The peak in multiplicity of infection (identified by polymerase chain reaction-restriction fragment length polymorphism of the msp2 locus) occurred in 3–7 years old children. There was a significant correlation between parasite density and multiplicity of infection in infants and young children (1–2 years of age) but not in older individuals.

and from Kiwuwa 2013 (https://doi.org/10.1007/s00436-013-3325-3) The multiplicity of infection (MOI), determined as the highest number of alleles detected within any of the four genetic loci, was significantly higher in severe than in mild malaria cases (mean 3.7 and 3.0, respectively, P = 0.002).

and from Ntoumi 1995 (PMID: 7856831) Both the overall number of fragments and the number of allelic types per carrier were markedly reduced around the age of 15 years. The number of DNA fragments decreased abruptly from an average of four per carrier before the age of 15 years to an average of two in individuals more than 15 years of age

[JoRussell-IDM]

One behavior we may want to incorporate down the line is a nuanced view of the competitive advantage of virulent strains of parasite (https://www.ncbi.nlm.nih.gov/pmc/articles/PMC1140419/figure/fig1/)

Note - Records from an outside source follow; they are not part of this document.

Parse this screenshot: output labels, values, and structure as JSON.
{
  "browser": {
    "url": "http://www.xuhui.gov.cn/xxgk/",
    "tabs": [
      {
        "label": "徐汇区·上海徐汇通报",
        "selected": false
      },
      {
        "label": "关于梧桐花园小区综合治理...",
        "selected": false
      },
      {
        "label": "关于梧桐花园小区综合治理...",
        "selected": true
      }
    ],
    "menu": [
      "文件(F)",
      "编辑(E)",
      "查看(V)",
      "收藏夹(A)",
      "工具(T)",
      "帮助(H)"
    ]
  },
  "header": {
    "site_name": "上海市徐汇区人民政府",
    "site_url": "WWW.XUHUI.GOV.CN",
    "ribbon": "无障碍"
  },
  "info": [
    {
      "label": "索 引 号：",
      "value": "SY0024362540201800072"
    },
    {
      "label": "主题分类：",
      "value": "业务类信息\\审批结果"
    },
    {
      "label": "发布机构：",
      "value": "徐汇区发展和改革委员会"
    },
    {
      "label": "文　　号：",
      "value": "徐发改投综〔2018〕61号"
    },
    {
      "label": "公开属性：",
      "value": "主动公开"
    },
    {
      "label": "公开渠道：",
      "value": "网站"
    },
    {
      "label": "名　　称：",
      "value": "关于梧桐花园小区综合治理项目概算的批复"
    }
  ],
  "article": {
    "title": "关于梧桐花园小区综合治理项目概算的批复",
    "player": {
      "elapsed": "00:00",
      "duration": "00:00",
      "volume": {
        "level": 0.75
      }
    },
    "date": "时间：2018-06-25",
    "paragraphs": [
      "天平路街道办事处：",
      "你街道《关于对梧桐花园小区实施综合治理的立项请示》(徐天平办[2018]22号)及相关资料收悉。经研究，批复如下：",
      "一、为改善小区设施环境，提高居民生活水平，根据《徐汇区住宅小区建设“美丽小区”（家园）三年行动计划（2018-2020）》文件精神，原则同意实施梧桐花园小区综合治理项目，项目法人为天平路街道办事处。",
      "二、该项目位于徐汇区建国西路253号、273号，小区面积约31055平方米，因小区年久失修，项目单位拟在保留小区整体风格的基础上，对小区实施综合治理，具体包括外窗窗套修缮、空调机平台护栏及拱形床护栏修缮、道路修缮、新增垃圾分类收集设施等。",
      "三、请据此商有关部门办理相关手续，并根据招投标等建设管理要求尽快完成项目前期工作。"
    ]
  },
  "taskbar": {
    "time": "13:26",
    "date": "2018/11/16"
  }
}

and how that may intersect with symptomaticity, severe disease and bottleneck pressures from drug treatments of various scales.

One thing I don't yet fully understand is what reasonable class of parasite is more or less virulent than another? Shouldn't it be pretty specific to pfemp1 functionality of a particular wave?

[JoRussell-IDM]

The most basic behavior:

1. Adding all concurrent infection densities during Update()

2. All current infections are subject to uniform scaling by a function that saturates at 500% of maximal density. factor = 1 + 4 / (1 + exp(0.5 * (7.5 - numberInfections))); If this logic remains, it might be useful to make the values configurable so that we could calibrate this saturating behavior to data as we find it.

Making these values {a:4, b:0.5, c:7.5} where a = (maximum density allowed-1)

b = steepness of logistic curve (marginal effect of additional strains)

c = midpoint (the value that specifies when we can expect the effect of the number of infections to saturate)

3. More complex timing/infection age dependent competitive scaling of co-incident infections to be implemented later as we bump up against constraints imposed by literature.